Le courrier entre Paris et Lyon, en 1814, met environ soixante-huit heures pour parcourir la distance. À la fin de la Monarchie de Juillet, il ne faut plus que trente-quatre heures de trajet par la malle-poste, soit trois jours de retard, pour que les journaux parisiens soient livrés à Lyon, bien avant donc qu’ils n’arrivent à Bourgoin et Voiron , villes desservies depuis Grenoble. Certes, l’arrivée du chemin de fer réduit encore les délais d’acheminement à partir du Second Empire. Vers 1870, la liaison Paris-Lyon se fait en une quinzaine d’heures environ, contre encore plus d’une journée par la malle-poste et trois jours avec une diligence des messageries directes 2055 . Les journaux lyonnais utilisent probablement les services de correspondants de presse à Paris, comme Havas, la plupart sis dans le quartier de la Bourse ou de la Poste, à Paris : ceux-ci leur expédient des dépêches contenant les informations sur les débats parlementaires, la vie politique, les cours de la bourse parisienne, les relations internationales… avec quelques heures d’avance sur les journaux parisiens envoyés en province. Le Salut Public, quotidien libéral lyonnais, reçoit ses informations de la Correspondance Saint-Chéron de Paris et de l’agence Havas.

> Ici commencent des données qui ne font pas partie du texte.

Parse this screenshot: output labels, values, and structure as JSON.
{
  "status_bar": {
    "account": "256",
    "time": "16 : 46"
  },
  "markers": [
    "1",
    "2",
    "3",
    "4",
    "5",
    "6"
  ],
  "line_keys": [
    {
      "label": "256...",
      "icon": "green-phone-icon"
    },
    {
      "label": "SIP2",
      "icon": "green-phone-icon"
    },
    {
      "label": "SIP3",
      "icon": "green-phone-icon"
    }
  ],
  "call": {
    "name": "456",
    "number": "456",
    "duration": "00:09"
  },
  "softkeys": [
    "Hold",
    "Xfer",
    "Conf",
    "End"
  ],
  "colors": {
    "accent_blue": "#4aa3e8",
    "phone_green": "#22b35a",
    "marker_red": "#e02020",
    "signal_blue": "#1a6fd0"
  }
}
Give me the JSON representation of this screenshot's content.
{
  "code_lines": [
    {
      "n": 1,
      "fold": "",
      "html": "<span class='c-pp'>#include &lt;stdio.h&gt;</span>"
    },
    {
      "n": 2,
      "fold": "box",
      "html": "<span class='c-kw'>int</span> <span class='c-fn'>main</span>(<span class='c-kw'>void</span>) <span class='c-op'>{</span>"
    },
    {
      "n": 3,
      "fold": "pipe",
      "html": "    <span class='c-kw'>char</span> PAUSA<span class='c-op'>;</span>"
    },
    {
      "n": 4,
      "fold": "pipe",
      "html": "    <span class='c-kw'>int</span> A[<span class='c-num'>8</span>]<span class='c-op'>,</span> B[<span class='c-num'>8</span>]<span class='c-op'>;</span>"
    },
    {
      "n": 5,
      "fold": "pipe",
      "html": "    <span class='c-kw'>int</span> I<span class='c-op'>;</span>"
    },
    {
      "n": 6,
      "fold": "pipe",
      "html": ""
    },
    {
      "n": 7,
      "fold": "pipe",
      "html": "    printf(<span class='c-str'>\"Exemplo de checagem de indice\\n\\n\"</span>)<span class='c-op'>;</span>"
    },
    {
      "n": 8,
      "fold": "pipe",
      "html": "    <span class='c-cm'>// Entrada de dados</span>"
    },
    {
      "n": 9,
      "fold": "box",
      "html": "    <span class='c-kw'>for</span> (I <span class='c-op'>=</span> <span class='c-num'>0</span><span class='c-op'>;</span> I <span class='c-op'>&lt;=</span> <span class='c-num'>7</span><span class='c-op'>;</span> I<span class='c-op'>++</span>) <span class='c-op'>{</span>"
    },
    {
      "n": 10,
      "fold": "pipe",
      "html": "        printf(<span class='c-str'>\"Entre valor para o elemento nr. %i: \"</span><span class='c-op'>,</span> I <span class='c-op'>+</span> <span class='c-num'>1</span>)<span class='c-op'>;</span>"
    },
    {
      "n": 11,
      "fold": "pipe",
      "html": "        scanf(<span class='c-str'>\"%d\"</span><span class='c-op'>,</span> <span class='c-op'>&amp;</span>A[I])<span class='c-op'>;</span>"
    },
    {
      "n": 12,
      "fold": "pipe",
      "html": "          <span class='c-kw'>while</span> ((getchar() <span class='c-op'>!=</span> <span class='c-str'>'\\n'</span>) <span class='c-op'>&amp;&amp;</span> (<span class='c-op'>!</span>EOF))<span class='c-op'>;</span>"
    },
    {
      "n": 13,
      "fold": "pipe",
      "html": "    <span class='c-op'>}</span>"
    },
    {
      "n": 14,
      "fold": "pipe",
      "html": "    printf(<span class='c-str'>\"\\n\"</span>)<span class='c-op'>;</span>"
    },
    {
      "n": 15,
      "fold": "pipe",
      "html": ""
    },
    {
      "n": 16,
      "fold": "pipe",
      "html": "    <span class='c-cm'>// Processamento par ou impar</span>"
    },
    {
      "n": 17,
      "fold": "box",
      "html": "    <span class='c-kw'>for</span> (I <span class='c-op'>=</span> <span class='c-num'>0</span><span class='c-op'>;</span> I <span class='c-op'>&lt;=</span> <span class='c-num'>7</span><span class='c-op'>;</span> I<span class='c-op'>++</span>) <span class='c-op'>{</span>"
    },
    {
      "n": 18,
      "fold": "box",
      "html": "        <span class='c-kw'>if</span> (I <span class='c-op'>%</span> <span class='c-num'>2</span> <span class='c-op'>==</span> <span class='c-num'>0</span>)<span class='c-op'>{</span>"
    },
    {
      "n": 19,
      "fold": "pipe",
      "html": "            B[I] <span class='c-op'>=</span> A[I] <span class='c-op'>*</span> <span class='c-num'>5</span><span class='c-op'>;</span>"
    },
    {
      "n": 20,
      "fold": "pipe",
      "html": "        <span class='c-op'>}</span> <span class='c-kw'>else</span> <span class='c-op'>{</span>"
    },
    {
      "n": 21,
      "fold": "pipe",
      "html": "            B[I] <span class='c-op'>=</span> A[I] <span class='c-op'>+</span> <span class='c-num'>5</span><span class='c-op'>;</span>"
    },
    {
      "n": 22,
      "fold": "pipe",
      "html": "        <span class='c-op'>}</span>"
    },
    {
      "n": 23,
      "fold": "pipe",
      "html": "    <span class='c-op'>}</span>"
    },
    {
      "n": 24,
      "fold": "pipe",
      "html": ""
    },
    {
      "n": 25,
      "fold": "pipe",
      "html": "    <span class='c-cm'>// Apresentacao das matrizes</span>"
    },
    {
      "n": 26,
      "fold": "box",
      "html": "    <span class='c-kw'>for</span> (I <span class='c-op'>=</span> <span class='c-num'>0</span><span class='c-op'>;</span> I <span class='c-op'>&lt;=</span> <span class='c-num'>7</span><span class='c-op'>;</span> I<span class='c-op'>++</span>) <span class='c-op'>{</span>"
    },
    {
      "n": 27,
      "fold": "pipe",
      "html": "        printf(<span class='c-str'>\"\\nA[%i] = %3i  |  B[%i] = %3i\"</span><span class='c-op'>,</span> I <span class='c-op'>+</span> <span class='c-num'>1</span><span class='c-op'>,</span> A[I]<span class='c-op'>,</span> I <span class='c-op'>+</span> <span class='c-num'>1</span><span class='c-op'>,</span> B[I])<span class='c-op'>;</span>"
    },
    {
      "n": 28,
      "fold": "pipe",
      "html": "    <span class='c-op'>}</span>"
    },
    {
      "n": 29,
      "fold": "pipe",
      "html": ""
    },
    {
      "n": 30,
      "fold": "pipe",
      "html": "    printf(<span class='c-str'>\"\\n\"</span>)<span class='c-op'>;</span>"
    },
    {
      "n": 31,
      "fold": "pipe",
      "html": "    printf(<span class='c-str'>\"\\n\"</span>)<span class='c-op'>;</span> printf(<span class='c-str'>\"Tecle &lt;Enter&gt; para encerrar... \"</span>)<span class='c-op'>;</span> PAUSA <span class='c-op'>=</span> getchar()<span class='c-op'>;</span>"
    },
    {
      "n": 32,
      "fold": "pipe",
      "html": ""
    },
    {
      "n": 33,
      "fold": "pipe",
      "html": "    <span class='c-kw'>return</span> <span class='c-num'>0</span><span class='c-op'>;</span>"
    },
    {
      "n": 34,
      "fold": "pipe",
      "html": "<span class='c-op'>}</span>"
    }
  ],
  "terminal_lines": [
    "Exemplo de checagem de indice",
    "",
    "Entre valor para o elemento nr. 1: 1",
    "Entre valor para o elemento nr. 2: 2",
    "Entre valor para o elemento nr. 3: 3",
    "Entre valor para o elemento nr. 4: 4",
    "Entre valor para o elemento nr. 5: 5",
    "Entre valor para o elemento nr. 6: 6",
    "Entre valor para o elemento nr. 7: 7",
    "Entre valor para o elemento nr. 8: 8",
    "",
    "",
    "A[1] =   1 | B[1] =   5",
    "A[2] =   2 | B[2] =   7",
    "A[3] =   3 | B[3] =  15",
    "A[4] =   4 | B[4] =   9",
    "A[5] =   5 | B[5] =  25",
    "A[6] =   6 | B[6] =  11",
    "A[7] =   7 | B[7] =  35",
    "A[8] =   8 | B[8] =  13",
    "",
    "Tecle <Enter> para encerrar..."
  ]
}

À la fin de l’année 1879, alors que la spéculation sur les soies bat son plein, la Chambre de Commerce obtient l’installation d’un bureau télégraphique, dans le local des Assurances Maritimes, à l’angle des rues de la République et du Garet, au cœur du quartier des affaires 2056 . Désormais, les fabricants de soieries ont accès à des informations lointaines en quelques instants 2057 . En obtenant l’installation du télégraphe près de leurs bureaux, fabricants et marchands de soie prennent le contrôle de l’information 2058 . Les fabricants de soieries lisent attentivement les deux principales feuilles spécialisées publiées à Lyon, Le Moniteur des Soies et Le Bulletin des Soies et des Soieries, proches de la Chambre de Commerce. Les membres de l’Association de la Fabrique Lyonnaise peuvent consulter dans ses locaux plus d’une vingtaine de publications 2059 . Ces journaux professionnels fournissent à leurs lecteurs des informations sur les cours des soies, sur les marchés de ventes, sur les brevets, sur les nouvelles sociétés, sur les places rivales 2060

La multiplication des journaux lyonnais dans le seconde moitié du XIXe siècle augmente les sources d’informations pour les milieux d’affaires : Le Progrès paraît à partir de 1859, suivi par Lyon Républicain en 1878, puis par Le Nouvelliste de Lyon un an plus tard et par L’Express de Lyon en 1883. Le Petit Lyonnais, fondé en 1871, est le premier quotidien lyonnais à se faire télégraphier tous les soirs les principaux faits de la journée par un correspondant parisien, entraînant dans son sillon ses rivaux au début de la décennie suivante. Rapidement, on assiste à l’explosion des tirages des journaux lyonnais. Cette quête d’informations a pour but de limiter les effets des rumeurs ou alors de se livrer à quelques manipulations financières 2061 . Les fabricants de soieries exercent une influence sur la presse écrite lyonnaise. Ainsi, Paul Giraud , dont les frères dirigent la maison Alexandre Giraud & Cie, siège au conseil d’administration du quotidien populaire et catholique, Le Nouvelliste de Lyon, dont il est d’ailleurs l’un des fondateurs en 1878-1879, avec Joseph Rambaud 2062 et des anciens élèves du collège catholique de Mongré. Installé au numéro 37 de la place Bellecour, ce journal tire dès 1882 à trente ou quarante mille exemplaires et dépasse les soixante-dix mille exemplaires en 1901. Son aire de diffusion s’étend sur tout le Sud-est du pays, c’est-à-dire sur l’aire d’influence de la Fabrique : en Isère, il est distribué en 1886 dans soixante-quatre communes, et dans plus de deux cents à la veille de la Grande Guerre, grâce à son prix attractif de cinq centimes. Dans ce département, entre 1879 et 1889, sa diffusion quadruple, notamment après l’échec des autres feuilles conservatrices comme Le Courrier de l’Isère ou L’Impartial dauphinois au milieu des années 1880. En 1885, le Comité conservateur de l’Isère s’assure même les services de ce journal 2063 .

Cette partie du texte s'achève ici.